There are several limitations to the present study of which the most significant are the relatively small sample size and the retrospective nature of this study. However, this should be taken into context as there are no published studies on patients undergoing both WMC and testing for SIBO that evaluate the ileocecal valve. Additional limitations that the authors would like to acknowledge include that our patient population comes from a tertiary care/motility referral center; therefore, our findings may not be generalizable to the typical patient population referred for motility testing. Lastly, we acknowledge that there are many imperfections with lactulose breath testing including poor sensitivity, the fact that lactulose itself accelerates small bowel transit, as well as difficulty differentiating detection of two distinguishable hydrogen peaks or double peaks occurring in the cecum, with the potential to yield false positive results [31, 32]. Unfortunately, given the retrospective nature of this study, we were unable to confirm the diagnosis of SIBO with the gold standard of small bowel aspirate and jejunal culture.
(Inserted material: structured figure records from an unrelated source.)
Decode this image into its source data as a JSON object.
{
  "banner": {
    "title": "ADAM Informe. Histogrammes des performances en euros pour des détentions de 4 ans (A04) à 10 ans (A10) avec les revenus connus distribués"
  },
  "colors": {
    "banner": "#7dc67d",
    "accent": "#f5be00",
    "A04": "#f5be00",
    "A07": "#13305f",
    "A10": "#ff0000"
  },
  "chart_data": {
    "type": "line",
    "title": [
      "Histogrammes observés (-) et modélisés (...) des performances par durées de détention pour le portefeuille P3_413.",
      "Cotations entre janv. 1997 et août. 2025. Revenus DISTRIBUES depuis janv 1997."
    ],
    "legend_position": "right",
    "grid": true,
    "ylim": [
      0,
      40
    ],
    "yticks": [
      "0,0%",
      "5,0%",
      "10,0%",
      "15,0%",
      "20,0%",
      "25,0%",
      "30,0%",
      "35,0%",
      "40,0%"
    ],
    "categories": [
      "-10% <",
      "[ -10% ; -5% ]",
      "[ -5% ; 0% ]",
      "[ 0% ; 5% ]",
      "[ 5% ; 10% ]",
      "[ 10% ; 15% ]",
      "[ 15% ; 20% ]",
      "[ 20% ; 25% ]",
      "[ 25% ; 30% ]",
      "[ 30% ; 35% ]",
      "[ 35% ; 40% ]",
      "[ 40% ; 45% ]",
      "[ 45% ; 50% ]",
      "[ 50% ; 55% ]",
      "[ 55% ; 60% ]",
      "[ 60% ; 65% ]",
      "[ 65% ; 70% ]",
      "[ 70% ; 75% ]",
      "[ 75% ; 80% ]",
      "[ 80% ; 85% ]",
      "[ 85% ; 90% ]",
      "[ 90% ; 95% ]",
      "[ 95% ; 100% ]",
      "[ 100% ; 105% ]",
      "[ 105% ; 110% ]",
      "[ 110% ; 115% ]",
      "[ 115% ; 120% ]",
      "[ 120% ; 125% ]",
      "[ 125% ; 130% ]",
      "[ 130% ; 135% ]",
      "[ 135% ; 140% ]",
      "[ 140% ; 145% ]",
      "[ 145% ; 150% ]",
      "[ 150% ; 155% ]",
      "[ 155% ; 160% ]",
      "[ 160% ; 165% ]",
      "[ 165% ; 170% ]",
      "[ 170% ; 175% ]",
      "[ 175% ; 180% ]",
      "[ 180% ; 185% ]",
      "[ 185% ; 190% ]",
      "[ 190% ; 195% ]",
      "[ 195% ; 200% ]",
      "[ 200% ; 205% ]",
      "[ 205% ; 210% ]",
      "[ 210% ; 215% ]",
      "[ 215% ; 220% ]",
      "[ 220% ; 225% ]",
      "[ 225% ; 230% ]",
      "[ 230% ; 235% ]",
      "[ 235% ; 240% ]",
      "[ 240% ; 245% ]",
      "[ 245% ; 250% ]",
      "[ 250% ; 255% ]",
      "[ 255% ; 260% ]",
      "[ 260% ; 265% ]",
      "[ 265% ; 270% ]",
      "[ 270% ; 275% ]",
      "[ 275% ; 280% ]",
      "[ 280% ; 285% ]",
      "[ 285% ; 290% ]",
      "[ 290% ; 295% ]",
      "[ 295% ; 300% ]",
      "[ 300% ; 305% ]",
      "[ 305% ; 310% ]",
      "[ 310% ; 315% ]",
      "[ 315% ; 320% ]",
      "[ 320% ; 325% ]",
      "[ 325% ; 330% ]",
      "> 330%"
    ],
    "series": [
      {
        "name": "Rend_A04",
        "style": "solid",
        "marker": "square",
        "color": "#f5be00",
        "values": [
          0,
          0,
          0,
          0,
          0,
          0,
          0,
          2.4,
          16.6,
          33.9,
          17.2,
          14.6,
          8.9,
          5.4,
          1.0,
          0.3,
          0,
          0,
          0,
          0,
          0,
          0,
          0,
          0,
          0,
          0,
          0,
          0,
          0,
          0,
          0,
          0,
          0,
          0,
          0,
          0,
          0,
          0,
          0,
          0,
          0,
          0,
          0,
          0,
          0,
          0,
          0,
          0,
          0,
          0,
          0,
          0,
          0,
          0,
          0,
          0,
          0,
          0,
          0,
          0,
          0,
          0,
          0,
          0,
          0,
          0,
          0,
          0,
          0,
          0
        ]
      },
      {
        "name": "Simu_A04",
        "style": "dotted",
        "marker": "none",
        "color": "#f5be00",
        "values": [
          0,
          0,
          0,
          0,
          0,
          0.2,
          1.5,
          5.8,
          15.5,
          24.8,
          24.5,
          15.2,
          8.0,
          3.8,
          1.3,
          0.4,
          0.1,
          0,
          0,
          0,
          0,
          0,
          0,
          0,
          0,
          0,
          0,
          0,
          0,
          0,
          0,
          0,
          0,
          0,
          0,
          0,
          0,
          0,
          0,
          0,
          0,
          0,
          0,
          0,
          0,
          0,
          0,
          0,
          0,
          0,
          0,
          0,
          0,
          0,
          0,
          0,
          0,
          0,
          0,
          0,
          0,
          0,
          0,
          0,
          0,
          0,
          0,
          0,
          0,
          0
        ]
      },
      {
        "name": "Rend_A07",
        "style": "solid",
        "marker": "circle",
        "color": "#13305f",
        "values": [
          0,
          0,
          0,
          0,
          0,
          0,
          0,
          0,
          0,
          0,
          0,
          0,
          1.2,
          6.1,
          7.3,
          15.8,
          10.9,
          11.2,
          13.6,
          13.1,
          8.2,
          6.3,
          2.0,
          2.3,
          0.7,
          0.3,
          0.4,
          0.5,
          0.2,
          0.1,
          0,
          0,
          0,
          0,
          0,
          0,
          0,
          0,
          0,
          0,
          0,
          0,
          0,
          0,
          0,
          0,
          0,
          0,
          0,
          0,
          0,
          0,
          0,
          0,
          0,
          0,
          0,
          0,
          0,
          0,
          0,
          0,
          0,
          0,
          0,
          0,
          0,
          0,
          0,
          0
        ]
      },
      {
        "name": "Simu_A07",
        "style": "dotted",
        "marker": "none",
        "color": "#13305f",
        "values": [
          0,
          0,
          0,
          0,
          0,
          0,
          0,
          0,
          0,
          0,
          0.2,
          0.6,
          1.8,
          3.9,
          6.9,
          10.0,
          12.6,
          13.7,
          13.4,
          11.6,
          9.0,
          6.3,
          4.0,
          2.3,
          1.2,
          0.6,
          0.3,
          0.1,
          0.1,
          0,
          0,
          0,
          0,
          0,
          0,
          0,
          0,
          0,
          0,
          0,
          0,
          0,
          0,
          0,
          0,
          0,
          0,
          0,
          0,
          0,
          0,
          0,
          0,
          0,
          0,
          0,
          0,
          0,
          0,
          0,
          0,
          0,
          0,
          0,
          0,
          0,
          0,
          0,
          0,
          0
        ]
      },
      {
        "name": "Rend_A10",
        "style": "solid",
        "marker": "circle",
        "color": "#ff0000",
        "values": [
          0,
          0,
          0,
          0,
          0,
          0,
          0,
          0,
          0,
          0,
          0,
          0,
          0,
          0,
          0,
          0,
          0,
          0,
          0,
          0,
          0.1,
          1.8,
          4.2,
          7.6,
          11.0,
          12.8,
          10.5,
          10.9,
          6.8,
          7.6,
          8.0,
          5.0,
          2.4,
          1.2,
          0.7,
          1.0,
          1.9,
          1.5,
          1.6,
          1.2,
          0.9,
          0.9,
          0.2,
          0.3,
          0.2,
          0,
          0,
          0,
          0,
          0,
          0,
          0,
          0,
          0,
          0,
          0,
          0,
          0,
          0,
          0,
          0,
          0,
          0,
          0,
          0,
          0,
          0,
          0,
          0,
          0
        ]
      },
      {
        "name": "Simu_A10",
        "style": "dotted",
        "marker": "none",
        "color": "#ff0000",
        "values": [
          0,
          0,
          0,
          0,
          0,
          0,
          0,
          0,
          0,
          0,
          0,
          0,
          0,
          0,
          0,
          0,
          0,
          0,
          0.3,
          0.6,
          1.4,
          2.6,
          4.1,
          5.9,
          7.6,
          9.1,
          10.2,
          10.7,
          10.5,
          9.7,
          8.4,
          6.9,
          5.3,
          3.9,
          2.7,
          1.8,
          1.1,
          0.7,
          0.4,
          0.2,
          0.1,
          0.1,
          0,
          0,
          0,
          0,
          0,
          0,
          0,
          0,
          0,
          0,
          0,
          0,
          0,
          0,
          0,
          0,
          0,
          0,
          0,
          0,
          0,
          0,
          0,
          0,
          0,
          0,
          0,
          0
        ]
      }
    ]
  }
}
We acknowledge the need for further prospective studies to validate these initial results before all these potential outcomes can be realized.

Despite these limitations, however, we were able to demonstrate statistically robust differences across a variety of measures, with significant clinical and physiological implications. Perhaps, the most important of these is the ability to stratify patients into three putative etiological groups—those with low IJ pressure (“dysfunctional ICV” group), slow transit (“intestinal dysmotility” group), and high gastric pH (“low acid” group). Interestingly, our analysis suggests that these groups may be distinct with only minimal overlap. Furthermore, there was poor correlation between ileocecal junction pressures with SBTT and both small bowel and gastric pH. This finding suggests that there are distinct mechanisms contributing to the development of bacterial overgrowth. Depending on which etiology is present, different subsets of patients with SIBO may respond to different treatment modalities.

In conclusion, we have demonstrated that the WMC can be used to elucidate pathophysiological mechanisms that can be correlated with the presence or absence of SIBO. This finding has several implications. Firstly, it adds real value of this test as a diagnostic aid in patients with suspected SIBO and/or functional gastrointestinal complaints. Secondly, our study supports re-focus of attention on the ileocecal valve as a potentially prominent player in the pathogenesis of SIBO and potentially other intestinal disorders. Furthermore, we have suggested a simple noninvasive way to study ICV function that can facilitate such research in the future. Lastly, the ability to phenotype patients into categories with potentially distinct etiopathogenesis may represent a major advance in the understanding of this common, but undoubtedly heterogeneous syndrome and point the way for tailored therapies.